The one failure: Failback took 34 minutes against a 30-minute target. Root cause: the Metro Mirror resynchronization after failback took 22 minutes instead of the expected 15 minutes, because the batch test had generated more I/O than planned. Action: adjust failback time target to 45 minutes (more realistic) or reduce batch workload during test.

OCC examiner's assessment (verbal): "This is a well-run DR program. The AOR3 finding is exactly the kind of issue that testing is supposed to uncover. I expect to see the volume reconciliation process formalized by my next examination."

Lessons Learned (Kwame's Perspective)

"Seven years and fourteen DR tests have taught me five things:

First, every test finds something. If your test finds nothing, either you didn't test hard enough or you're not looking. The AOR3 journal volume issue was hiding for two months. If we hadn't tested, it would have been waiting for us during a real disaster.

Second, the failback is harder than the failover. Everyone focuses on getting to the DR site. Nobody practices getting back. Our failback has failed or exceeded targets in four of our fourteen tests.

Third, people are the bottleneck, not technology. GDPS failover takes 30 seconds. The human decisions around it take 10 minutes. Improving our RTO from 47 minutes to 11 minutes was mostly about streamlining human processes — pre-authorizations, automated notifications, runbook simplification.

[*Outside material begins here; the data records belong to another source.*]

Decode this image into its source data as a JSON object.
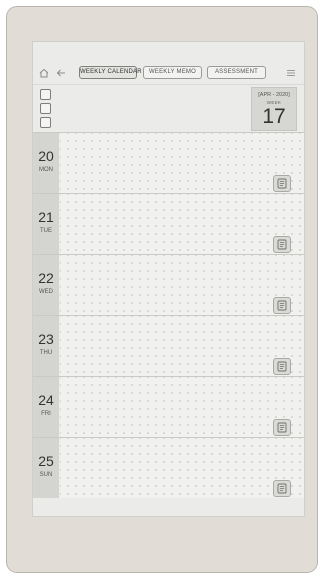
{
  "toolbar": {
    "tabs": [
      {
        "label": "WEEKLY CALENDAR",
        "active": true
      },
      {
        "label": "WEEKLY MEMO",
        "active": false
      },
      {
        "label": "ASSESSMENT",
        "active": false
      }
    ]
  },
  "header": {
    "year_month": "[APR - 2020]",
    "week_label": "WEEK",
    "week_number": "17",
    "checkbox_count": 3
  },
  "days": [
    {
      "number": "20",
      "weekday": "MON"
    },
    {
      "number": "21",
      "weekday": "TUE"
    },
    {
      "number": "22",
      "weekday": "WED"
    },
    {
      "number": "23",
      "weekday": "THU"
    },
    {
      "number": "24",
      "weekday": "FRI"
    },
    {
      "number": "25",
      "weekday": "SUN"
    }
  ],
  "icons": {
    "home": "home-icon",
    "back": "back-arrow-icon",
    "menu": "menu-icon",
    "memo": "memo-note-icon"
  },
  "colors": {
    "device_frame": "#e1ddd6",
    "screen": "#ebebea",
    "day_label_bg": "#d4d4d1"
  }
}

Fourth, the thing that kills you in a real disaster is the thing you forgot to replicate. First it was CICS datasets out of maintenance sync. Then it was MQ channel definitions with hard-coded IP addresses. Then it was the AOR3 journal volume. Every time, it's something small that nobody thought to check. The reconciliation process that validates 'everything at the DR site matches production' is the single most important DR process we have.

Fifth, the DR test is the best training your team will ever get. The junior operators who participate in DR tests learn more about the system in one night than in six months of normal operations. Make DR testing a development opportunity, not a chore."

Discussion Questions

CNB's DR architecture costs approximately 35% of their total mainframe operational budget. At what point does the cost of DR protection exceed the value of the assets being protected? How would you make this determination for a Tier-1 bank?
The AOR3 journal volume issue was introduced by a routine storage reconfiguration two months before the DR test. What change management process could have caught this? How do you ensure that every infrastructure change is evaluated for DR impact?
Kwame says "the failback is harder than the failover." Why? What makes failback operationally more complex than failover? Design a failback testing program that addresses this gap.
The OCC examiner observed the DR test. How does regulatory observation change the dynamics of a DR test? Does it help or hurt the test's value as a learning exercise?
CNB uses a multi-target DR architecture (Metro Mirror to Raleigh, XRC to Dallas). Under what scenario would both Charlotte and Raleigh be simultaneously unavailable? How likely is this scenario, and does the XRC/Dallas investment represent good risk management?